Variance is a measure of spread. It shows the average squared distance between data values and the mean.
What is the formula for population variance?
The population variance formula is σ² = Σ(x − μ)² / N, where μ is the population mean and N is the population size.
What is the formula for sample variance?
The sample variance formula is s² = Σ(x − x̄)² / (n − 1), where x̄ is the sample mean and n is the sample size.
Why does sample variance use n − 1?
Sample variance uses n − 1 because the sample mean is estimated from the same data. This gives the sample variance one fewer degree of freedom.
What is the difference between sample and population variance?
Population variance uses N when the data are the full population. Sample variance uses n − 1 when the data are a sample used to estimate a larger population.
Why is sample variance larger than population variance?
For the same dataset, sample variance is usually larger because it divides the same sum of squared deviations by n − 1 instead of n.
What is SSE?
SSE means sum of squared deviations from the mean. It is the total squared spread before dividing by the variance denominator.
What is the relationship between variance and standard deviation?
Standard deviation is the square root of variance. Variance is in squared units, while standard deviation is in the original data units.
Why is variance in squared units?
Variance squares each deviation from the mean, so the final result is measured in squared units.
When should I use sample variance?
Use sample variance when your data are a sample from a larger population and you want to estimate the population variance.
When should I use population variance?
Use population variance when your dataset contains every value in the population you want to summarize.
Can outliers affect variance?
Yes. Outliers can strongly affect variance because deviations from the mean are squared.
What does frequency input mean?
Frequency input such as 12:4 means the value 12 appears four times in the dataset.
Can variance be negative?
No. Variance cannot be negative because it is based on squared deviations.
Can variance be zero?
Yes. Variance is zero when all values in the dataset are identical.

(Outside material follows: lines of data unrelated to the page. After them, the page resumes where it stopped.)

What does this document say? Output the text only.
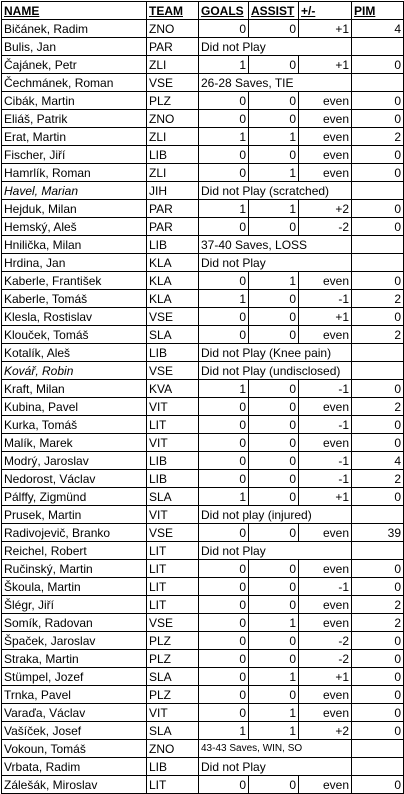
NAME	TEAM	GOALS	ASSIST	+/-	PIM
Bičánek, Radim	ZNO	0	0	+1	4
Bulis, Jan	PAR	Did not Play			
Čajánek, Petr	ZLI	1	0	+1	0
Čechmánek, Roman	VSE	26-28 Saves, TIE			
Cibák, Martin	PLZ	0	0	even	0
Eliáš, Patrik	ZNO	0	0	even	0
Erat, Martin	ZLI	1	1	even	2
Fischer, Jiří	LIB	0	0	even	0
Hamrlík, Roman	ZLI	0	1	even	0
Havel, Marian	JIH	Did not Play (scratched)			
Hejduk, Milan	PAR	1	1	+2	0
Hemský, Aleš	PAR	0	0	-2	0
Hnilička, Milan	LIB	37-40 Saves, LOSS			
Hrdina, Jan	KLA	Did not Play			
Kaberle, František	KLA	0	1	even	0
Kaberle, Tomáš	KLA	1	0	-1	2
Klesla, Rostislav	VSE	0	0	+1	0
Klouček, Tomáš	SLA	0	0	even	2
Kotalík, Aleš	LIB	Did not Play (Knee pain)			
Kovář, Robin	VSE	Did not Play (undisclosed)			
Kraft, Milan	KVA	1	0	-1	0
Kubina, Pavel	VIT	0	0	even	2
Kurka, Tomáš	LIT	0	0	-1	0
Malík, Marek	VIT	0	0	even	0
Modrý, Jaroslav	LIB	0	0	-1	4
Nedorost, Václav	LIB	0	0	-1	2
Pálffy, Zigmünd	SLA	1	0	+1	0
Prusek, Martin	VIT	Did not play (injured)			
Radivojevič, Branko	VSE	0	0	even	39
Reichel, Robert	LIT	Did not Play			
Ručinský, Martin	LIT	0	0	even	0
Škoula, Martin	LIT	0	0	-1	0
Šlégr, Jiří	LIT	0	0	even	2
Somík, Radovan	VSE	0	1	even	2
Špaček, Jaroslav	PLZ	0	0	-2	0
Straka, Martin	PLZ	0	0	-2	0
Stümpel, Jozef	SLA	0	1	+1	0
Trnka, Pavel	PLZ	0	0	even	0
Varaďa, Václav	VIT	0	1	even	0
Vašíček, Josef	SLA	1	1	+2	0
Vokoun, Tomáš	ZNO	43-43 Saves, WIN, SO			
Vrbata, Radim	LIB	Did not Play			
Zálešák, Miroslav	LIT	0	0	even	0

Is variance enough to understand a dataset?
No. Variance should be interpreted with the mean, standard deviation, range, sample size, outliers, and overall data shape.
Disclaimer: This Variance Calculator provides educational descriptive-statistics estimates from numeric data using either sample variance or population variance. Results depend on the values entered, repeated-value or frequency-input accuracy, sample-size choice, rounding, and whether the data represent a full population or a sample from a larger population. Sample variance uses the n − 1 denominator, while population variance uses the N denominator, so the two results can differ for the same dataset. Variance is reported in squared units, which can make it harder to interpret directly; standard deviation is often easier to understand because it returns to the original data units. Outliers, skewed data, mixed groups, very small samples, and data-entry errors can strongly affect variance. This calculator summarizes spread, but it does not determine whether the data are normally distributed, whether groups are statistically different, or whether unusual values should be removed. Use it for learning, homework, and quick descriptive analysis, and use full statistical review for research, publication, medical, financial, engineering, legal, policy, or high-stakes decisions.